Georges Didi-Huberman présente ici ces “Chambres à voir” où l’action de voir “a lieu”, comme autant de fables illustrant le “cheminement sans fin”. On explore les formes et les significations de l’horizon, de l’infini, depuis les premiers mythes qui ont fondé notre histoire.

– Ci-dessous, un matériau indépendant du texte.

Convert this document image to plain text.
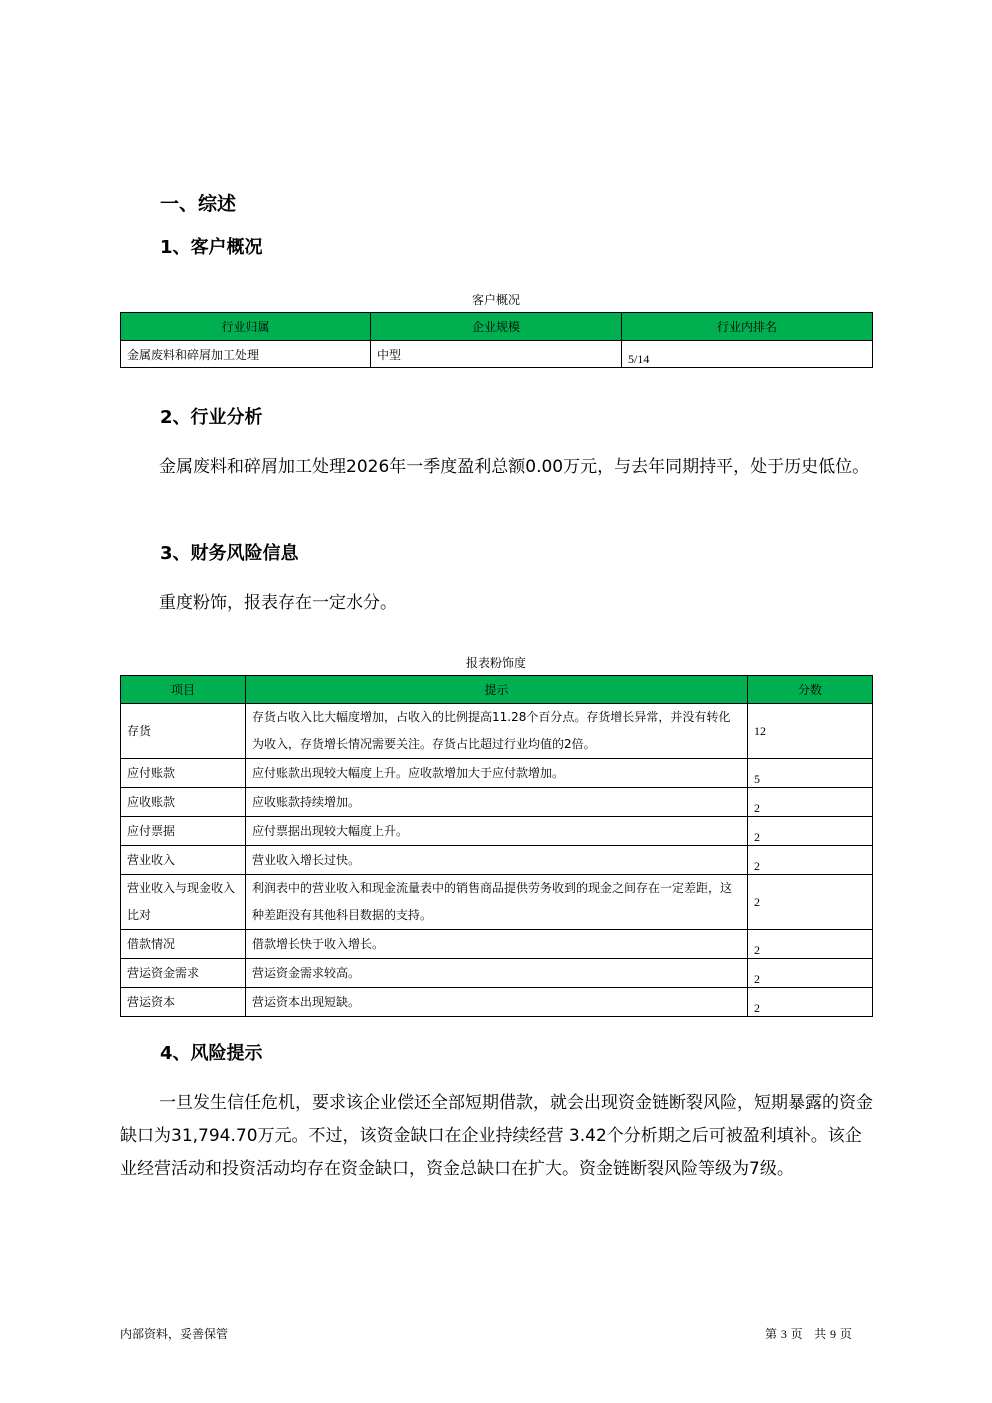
一、综述
1、客户概况
客户概况
行业归属	企业规模	行业内排名
金属废料和碎屑加工处理	中型	5/14
2、行业分析
金属废料和碎屑加工处理2026年一季度盈利总额0.00万元，与去年同期持平，处于历史低位。
3、财务风险信息
重度粉饰，报表存在一定水分。
报表粉饰度
项目	提示	分数
存货	存货占收入比大幅度增加，占收入的比例提高11.28个百分点。存货增长异常，并没有转化为收入，存货增长情况需要关注。存货占比超过行业均值的2倍。	12
应付账款	应付账款出现较大幅度上升。应收款增加大于应付款增加。	5
应收账款	应收账款持续增加。	2
应付票据	应付票据出现较大幅度上升。	2
营业收入	营业收入增长过快。	2
营业收入与现金收入比对	利润表中的营业收入和现金流量表中的销售商品提供劳务收到的现金之间存在一定差距，这种差距没有其他科目数据的支持。	2
借款情况	借款增长快于收入增长。	2
营运资金需求	营运资金需求较高。	2
营运资本	营运资本出现短缺。	2
4、风险提示
一旦发生信任危机，要求该企业偿还全部短期借款，就会出现资金链断裂风险，短期暴露的资金缺口为31,794.70万元。不过，该资金缺口在企业持续经营 3.42个分析期之后可被盈利填补。该企业经营活动和投资活动均存在资金缺口，资金总缺口在扩大。资金链断裂风险等级为7级。
内部资料，妥善保管	第 3 页 共 9 页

Ce très bel essai, qui nous plonge dans l’espace inventé par l’artiste jouant avec la couleur, est appuyé par les reproductions (en noir et blanc) des œuvres les plus significatives.

J’aime

  • La plume d’un auteur sur le travail James Turrell.
  • Un parcours descriptif sur la perception des œuvres.
  • Le texte en français sur 96 pages.

Sommaire

Marcher dans le désert

  • Exode : l’expérience du lieu déserté, sa fable.
  • Comment voir l’Absent.
  • L’alliance symbolique et la prescription architecturale.

Marcher dans la lumière

  • Pala d’oro : le rectangle de l’Absent.
  • Pan, éclat, apparition : un lointain s’approche.
  • L’« évidence » du lieu et les régions de la dissemblance.

Marcher dans la couleur

  • Blood Lust : surface, masse, incandescence.
  • Cadre tranchant et cadre aboli.
  • Devant et dedans.
  • L’illimité.
  • Donner à l’absence la puissance du lieu.

Marcher dans l’espacement

  • A Looking into : comment construire la puissance visuelle de l’espacement.
  • Rêves blancs et retirement des limites.
  • Quand le lieu nous absente.

Marcher dans la limite

  • Outside in : l’œuvre toujours aux bords.
  • De pièce (room) à pièce (work).
  • « Chambres à voir » : construire le lieu où voir a lieu.
  • L’expérience de la nuit.

Marcher sous le regard du ciel

Skyspaces : le surplomb. Quand être sur terre, c’est être sous le regard du ciel. Conjoindre l’ouvert avec le retrait, le ciel (sky) avec la peau (skin).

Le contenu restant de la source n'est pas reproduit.